Vem de longe o gosto, o fervor dos aveirenses pela arte cénica. Em 8 de
Março de 1881, três dias depois de inaugurar o “Aveirense”, a
companhia do Teatro de D. Maria lI despediu-se do público. Do que foi
semelhante e inesquecível jornada dá fé o citadino “Campeão das Províncias”,
periódico cotado à própria escala nacional. Da seguinte maneira: «Nesta
récita, o entusiasmo tocou as raias do delírio. No último acto da Estrangeira
(de Dumas filho), a ovação atingiu as proporções de um sucesso, porque
nunca nesta terra se fez manifestação mais importante. Atiraram-se para
o palco flores em profusão extraordinária. As senhoras, dos camarotes e
frisas, agitavam lenços, significando os seus aplausos. As plateias, de pé,
saudavam os actores num estrondear incessante de palmas.» E ainda: «Recitaram
poesias alusivas ao acto o Sr. Dr. Joaquim de Melo Freitas e o actor
Augusto Rosa. Esta última do nosso malogrado colega Fernando de Vilhena.»
A concluir, a singularidade, o insólito: «No fim do espectáculo, à saída,
os actores (Virgínia, Rosa Damasceno, Brasão, Augusto Rosa, João
Rosa, Joaquim Almeida...) eram esperados à porta do Teatro por muitos
cavalheiros desta terra, que os acompanharam ao hotel numa verdadeira marche
aux flambeaux, levantando vivas a todos eles com verdadeiro entusiasmo.»
Não
se deduza, no entanto, que o bem-querer dos aveirenses pelo teatro dimanou
da construção da excelente casa de espectáculos. Ao invés, a casa de
espectáculos resultou, isso sim, do clima de vero entusiasmo que rodeava,
não apenas no burgo mas em todo o concelho, as representações. Com
efeito, três avantajadas décadas antes (1848), já surgira em Aveiro o
primeiro teatro, o primeiro teatrinho que em Aveiro tiveram os artistas,
os operários. Funcionaria, averiguadamente, até Maio de 1853.

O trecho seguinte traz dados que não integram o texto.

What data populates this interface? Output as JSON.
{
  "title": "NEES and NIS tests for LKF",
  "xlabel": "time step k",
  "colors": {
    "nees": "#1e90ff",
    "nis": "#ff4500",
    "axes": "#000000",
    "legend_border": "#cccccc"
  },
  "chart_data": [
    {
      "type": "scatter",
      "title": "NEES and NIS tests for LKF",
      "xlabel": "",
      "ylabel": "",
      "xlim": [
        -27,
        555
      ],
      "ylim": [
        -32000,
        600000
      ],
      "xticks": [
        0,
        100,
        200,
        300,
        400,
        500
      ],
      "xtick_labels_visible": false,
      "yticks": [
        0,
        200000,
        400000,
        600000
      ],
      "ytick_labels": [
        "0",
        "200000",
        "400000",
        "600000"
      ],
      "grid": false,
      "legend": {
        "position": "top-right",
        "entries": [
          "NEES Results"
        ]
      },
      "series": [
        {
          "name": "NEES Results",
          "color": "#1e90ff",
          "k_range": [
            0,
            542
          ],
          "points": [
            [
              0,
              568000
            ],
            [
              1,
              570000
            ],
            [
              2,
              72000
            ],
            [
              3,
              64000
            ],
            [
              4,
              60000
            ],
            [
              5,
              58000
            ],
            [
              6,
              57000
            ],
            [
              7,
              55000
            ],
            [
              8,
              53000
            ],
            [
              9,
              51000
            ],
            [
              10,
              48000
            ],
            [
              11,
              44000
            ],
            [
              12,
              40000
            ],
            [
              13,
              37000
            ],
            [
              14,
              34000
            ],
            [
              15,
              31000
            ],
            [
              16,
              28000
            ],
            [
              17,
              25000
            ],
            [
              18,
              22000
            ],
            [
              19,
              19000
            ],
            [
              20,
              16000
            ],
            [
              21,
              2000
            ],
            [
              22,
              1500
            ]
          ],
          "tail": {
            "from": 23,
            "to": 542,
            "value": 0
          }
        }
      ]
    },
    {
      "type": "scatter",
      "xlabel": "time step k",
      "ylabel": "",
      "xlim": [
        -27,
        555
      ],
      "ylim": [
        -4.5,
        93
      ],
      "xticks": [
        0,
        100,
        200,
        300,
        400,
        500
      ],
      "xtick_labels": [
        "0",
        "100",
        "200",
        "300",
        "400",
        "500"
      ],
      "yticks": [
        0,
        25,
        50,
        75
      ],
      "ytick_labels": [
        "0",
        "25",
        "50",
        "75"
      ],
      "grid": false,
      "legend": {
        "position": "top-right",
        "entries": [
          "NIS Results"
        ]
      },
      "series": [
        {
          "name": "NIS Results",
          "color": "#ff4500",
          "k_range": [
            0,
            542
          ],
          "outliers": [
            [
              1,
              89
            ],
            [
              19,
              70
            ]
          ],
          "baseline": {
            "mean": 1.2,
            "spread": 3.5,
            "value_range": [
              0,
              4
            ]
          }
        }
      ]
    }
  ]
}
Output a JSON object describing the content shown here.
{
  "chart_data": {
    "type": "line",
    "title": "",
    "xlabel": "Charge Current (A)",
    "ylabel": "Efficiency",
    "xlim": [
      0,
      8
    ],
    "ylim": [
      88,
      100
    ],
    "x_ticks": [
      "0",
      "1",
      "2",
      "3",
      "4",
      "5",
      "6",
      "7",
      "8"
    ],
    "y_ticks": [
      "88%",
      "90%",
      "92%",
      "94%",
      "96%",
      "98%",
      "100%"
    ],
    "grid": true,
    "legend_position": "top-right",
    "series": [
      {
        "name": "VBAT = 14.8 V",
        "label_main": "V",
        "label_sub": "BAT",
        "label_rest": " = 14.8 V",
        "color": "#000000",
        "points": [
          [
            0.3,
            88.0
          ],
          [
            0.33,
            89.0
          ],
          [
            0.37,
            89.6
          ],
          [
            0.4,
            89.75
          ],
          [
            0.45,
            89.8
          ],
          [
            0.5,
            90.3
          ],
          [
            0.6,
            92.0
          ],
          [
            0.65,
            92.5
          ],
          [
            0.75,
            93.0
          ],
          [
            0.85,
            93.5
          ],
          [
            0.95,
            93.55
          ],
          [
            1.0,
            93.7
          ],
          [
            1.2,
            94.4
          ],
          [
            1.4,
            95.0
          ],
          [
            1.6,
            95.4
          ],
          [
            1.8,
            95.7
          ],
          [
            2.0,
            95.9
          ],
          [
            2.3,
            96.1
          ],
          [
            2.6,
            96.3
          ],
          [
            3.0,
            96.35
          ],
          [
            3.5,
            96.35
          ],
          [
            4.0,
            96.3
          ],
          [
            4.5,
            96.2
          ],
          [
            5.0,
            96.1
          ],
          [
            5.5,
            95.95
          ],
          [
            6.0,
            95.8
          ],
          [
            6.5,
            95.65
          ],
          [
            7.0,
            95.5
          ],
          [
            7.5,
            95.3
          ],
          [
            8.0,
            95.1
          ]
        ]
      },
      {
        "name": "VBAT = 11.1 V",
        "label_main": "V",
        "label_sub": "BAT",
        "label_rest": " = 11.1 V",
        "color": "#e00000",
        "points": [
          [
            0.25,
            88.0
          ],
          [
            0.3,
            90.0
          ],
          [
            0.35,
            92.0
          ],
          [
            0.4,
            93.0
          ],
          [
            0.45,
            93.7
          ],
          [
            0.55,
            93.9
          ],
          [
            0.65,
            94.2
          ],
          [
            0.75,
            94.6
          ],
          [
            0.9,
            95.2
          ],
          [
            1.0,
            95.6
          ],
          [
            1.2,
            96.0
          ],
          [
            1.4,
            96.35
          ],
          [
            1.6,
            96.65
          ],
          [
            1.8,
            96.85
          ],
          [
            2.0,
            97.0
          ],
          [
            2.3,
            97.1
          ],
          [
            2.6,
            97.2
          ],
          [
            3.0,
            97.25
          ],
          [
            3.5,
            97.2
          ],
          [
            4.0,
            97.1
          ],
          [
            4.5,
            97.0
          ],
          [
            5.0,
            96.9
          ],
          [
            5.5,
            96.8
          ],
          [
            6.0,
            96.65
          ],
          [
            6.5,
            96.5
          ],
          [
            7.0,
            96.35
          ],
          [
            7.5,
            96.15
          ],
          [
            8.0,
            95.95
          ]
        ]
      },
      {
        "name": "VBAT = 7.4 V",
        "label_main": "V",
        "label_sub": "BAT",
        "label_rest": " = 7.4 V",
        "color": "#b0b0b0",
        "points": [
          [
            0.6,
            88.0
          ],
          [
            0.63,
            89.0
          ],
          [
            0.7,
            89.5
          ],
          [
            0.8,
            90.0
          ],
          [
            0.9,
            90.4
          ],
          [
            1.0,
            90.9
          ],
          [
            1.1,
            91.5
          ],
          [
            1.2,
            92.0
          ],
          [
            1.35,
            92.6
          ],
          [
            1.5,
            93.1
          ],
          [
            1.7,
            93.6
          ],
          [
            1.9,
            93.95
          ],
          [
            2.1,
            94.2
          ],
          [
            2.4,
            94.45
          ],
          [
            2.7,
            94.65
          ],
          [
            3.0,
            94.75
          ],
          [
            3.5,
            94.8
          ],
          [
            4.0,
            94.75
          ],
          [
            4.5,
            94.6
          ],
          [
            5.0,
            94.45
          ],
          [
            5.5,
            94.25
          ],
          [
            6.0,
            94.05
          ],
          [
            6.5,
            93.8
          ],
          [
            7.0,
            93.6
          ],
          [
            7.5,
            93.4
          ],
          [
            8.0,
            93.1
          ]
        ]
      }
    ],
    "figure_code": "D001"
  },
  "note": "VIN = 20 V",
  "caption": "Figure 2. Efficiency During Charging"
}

Posteriormente, existiram na cidade mais alguns pequenos teatros, teatros
de bolso como agora se diz -
o de S. João Baptista, à rua do Rato, e o de José Estêvão, na rua do
Carril.
Paralelamente,
os entremezes, tanto no burgo como nas aldeias, atraíam pequenas multidões.
Decorressem na Granja ou na Taipa, na Oliveirinha ou em Sarrazola, em
Verdemilho ou em Vilar, quando não no cerne da cidade -
pelo S. Gonçalinho, pelo S. Sebastião, em Sá, pela Senhora das Febres.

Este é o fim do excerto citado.